Under the automobile exception to the warrant requirement of the Fourth Amendment, the police may search a vehicle if they have probable cause to believe that it contains contraband, fruits, or instrumentalities of a crime. An automobile stop constitutes a seizure not only of the automobile's driver, but also of any current passenger

consent obtained by deceit

Undercover officers utilizing deceit to gain consent for entry is permissible. According to Lewis v. United States, "a government agent, in the same manner as a private person, may accept an invitation to do business and may enter upon the premises for the very purposes contemplated by the occupant." 385 U.S. 206 (1966). Here, although the officer used deceit to gain entry, he would not be violating the woman's Fourth Amendment rights and the evidence would not be suppressed on these grounds.

cross-examine a co-defendant

Using a non-testifying co-defendant's inculpatory statement against the accused at trial presumably violates the accused's Sixth Amendment right to confrontation. In co-defendant confession cases, the Confrontation Clause requires that an original defendant be given the opportunity to cross-examine a co-defendant whose confession is being used against the original defendant. A is correct. The man's confession was inadmissible against the woman because she did not have the opportunity to cross-examine the man about his confession. Unless the man testifies and the woman is given the opportunity to confront him with the substance of his confession, using it against her would violate the Confrontation Clause. Even though the two defendants were tried together and the man was present at the trial, he did not testify and cannot be forced to testify because that would violate his Fifth Amendment rights.

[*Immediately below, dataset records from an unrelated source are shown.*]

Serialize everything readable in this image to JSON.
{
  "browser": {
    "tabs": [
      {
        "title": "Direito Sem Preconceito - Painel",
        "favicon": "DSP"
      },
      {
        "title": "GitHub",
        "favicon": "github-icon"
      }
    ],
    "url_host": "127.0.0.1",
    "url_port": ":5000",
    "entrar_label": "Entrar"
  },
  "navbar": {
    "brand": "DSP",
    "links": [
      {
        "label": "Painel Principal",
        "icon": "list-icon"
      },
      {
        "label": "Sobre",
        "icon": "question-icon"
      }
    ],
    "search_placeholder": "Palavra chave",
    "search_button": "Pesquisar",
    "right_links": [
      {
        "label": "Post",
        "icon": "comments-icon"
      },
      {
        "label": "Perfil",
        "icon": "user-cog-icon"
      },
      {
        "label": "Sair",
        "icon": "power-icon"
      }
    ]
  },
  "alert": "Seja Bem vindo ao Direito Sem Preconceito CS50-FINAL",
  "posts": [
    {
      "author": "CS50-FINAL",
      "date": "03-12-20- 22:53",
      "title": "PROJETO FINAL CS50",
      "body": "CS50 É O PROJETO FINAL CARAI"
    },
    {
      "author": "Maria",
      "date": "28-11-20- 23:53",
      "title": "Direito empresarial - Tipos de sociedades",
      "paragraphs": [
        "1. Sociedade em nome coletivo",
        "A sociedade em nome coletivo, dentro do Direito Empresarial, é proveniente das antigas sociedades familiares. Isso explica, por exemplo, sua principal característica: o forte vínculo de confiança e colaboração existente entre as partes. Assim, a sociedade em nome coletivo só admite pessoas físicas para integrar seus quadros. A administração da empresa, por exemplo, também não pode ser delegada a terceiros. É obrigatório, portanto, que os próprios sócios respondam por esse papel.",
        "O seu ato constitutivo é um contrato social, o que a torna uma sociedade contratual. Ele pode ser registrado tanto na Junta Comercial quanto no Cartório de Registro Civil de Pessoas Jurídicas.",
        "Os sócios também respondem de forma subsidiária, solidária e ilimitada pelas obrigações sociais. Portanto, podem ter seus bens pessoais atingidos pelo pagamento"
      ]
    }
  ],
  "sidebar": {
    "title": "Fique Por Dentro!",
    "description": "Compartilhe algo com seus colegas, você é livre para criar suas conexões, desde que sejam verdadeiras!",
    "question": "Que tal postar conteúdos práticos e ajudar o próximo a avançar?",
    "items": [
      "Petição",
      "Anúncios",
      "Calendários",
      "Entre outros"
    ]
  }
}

But his invocation of his right not to testify rendered his confession against the woman inadmissible under the Confrontation Clause.

protective sweep/ search warrant in a home

When executing a warrant in a home, police officers are allowed to conduct a protective sweep of the residence that they are searching to protect themselves from other possible accomplices in the residence, even if the object of the warrant has already been found. See Maryland v. Buie, 494 U.S. 325 (1990). However, in the course of a protective sweep, officers may only look in areas where a person could be hiding. A is correct. Although police are permitted to conduct a sweep of a residence to protect themselves from other accomplices who may pose a danger to them, that right does not extend to smaller containers where no person could be hiding. As such, their opening of the box exceeded the scope of the protective sweep and the motion to suppress should be granted.